Sensibilisation à la blatte et sévérité de l’obstruction bronchique chez des sujets âgés non fumeurs. : Linda Rogers, MD, FCCP ; Cara Cassino, MD, FCCP ; Kenneth I. Berger, MD, FCCP ; Roberta M. Goldring, MD ; Robert G. Norman, MS ; Thomas Klugh, RRT, MS and Joan Reibman, MD * From the Department of Medicine, Division of Pulmonary and Critical Care Medicine, New York University School of Medicine, Bellevue Hospital Center, New York, NY.

- OBJECTIFS. Vérifier l’hypothèse que la présence d’une sensibilisation aux aéroallergènes intérieurs est associée à une augmentation de la sévérité de l’obstruction bronchique chez des sujets âgés asthmatiques.

- TYPE DE l’ETUDE. Étude d’une cohorte de sujets enrôlés dans un service hospitalier public pour asthmatiques (Service asthme d’un hôpital au service de patients déshérités à New York).
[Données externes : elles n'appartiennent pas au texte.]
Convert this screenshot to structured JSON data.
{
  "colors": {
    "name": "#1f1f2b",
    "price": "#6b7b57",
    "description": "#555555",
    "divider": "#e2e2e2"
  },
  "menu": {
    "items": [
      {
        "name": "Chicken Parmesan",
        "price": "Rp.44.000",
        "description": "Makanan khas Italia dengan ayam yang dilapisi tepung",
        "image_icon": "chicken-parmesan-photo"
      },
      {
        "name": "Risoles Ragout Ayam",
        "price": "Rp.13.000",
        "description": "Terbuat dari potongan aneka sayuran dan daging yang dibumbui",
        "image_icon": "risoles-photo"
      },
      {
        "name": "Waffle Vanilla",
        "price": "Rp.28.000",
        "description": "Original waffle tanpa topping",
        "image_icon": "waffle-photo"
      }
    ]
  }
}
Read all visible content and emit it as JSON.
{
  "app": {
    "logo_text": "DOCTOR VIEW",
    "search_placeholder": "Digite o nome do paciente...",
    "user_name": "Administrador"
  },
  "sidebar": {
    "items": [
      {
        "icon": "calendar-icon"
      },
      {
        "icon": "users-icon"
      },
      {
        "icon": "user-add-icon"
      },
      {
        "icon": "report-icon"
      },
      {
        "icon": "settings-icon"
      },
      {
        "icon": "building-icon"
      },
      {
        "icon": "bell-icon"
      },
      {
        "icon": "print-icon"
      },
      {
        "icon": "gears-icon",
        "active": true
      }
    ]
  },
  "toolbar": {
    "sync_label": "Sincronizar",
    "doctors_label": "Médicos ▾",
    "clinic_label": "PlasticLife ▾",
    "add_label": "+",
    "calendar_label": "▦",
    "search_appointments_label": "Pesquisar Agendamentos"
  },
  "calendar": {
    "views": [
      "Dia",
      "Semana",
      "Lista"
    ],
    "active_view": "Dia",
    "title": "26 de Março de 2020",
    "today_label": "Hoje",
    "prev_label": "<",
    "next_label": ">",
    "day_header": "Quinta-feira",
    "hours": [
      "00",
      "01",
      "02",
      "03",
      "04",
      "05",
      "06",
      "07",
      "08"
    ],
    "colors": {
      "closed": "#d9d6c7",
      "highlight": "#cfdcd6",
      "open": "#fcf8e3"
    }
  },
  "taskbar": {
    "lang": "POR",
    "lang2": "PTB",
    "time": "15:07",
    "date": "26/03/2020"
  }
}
- PATIENTS. Sujets âgés de 60 ans ou plus atteints d’asthme qui ont été enrôlés dans le service pour asthmatiques de l’hôpital Bellevue. Nous avons mesuré les IgE totales sériques et les IgE spécifiques des aéroallergènes dans une cohorte de patients âgés n’ayant jamais fumé et souffrant d’asthme (45 patients) et qui ont subi une spirométrie avant et après une thérapeutique bronchodilatatrice (BD).

- RESULTATS.
* Les résultats des RASTs montraient que la plupart des sujets (60%) étaient sensibilisés à au moins un allergène dont beaucoup sensibilisés à au moins un allergène intérieur.
* La blatte représentait le plus commun des allergènes auquel les sujets étaient sensibilisés, 47% montrant un taux élevé d’IgE spécifique.
* Peu de patients étaient sensibilisés aux acariens domestiques, au chat, au chien ou au pollen d’ambroisie.
* Les sujets sensibilisés à la blatte avaient une plus importante réduction des débits respiratoires comparativement aux sujets non sensibilisés à la blatte.
* A la suite de l’administration du BD, seuls 29% des sujets sensibilisés à la blatte obtenaient un VEMS normal post-BD comparés à 58% des sujets non sensibles à la blatte.
* Les mesures des volumes respiratoires diffèrent entre les patients sensibilisés et ceux non sensibilisés à la blatte, avec une plus grande élévation du volume résiduel chez les sujets sensibilisés à la blatte.


Cette étude est intéressante à plus d’un titre.

D’abord la notion que l’asthme du sujet âgé n’ayant jamais fumé est souvent allergique, ainsi dans cette étude 60% de ces sujets présentent au moins une sensibilisation à un aéroallergène.

Et que cette sensibilisation correspond au mode de vie, ici, les sujets sélectionnés sont déshérités vivant probablement dans de mauvaises conditions de salubrité et donc exposés avant tout à la blatte. Cette étude présente donc un réel intérêt clinique.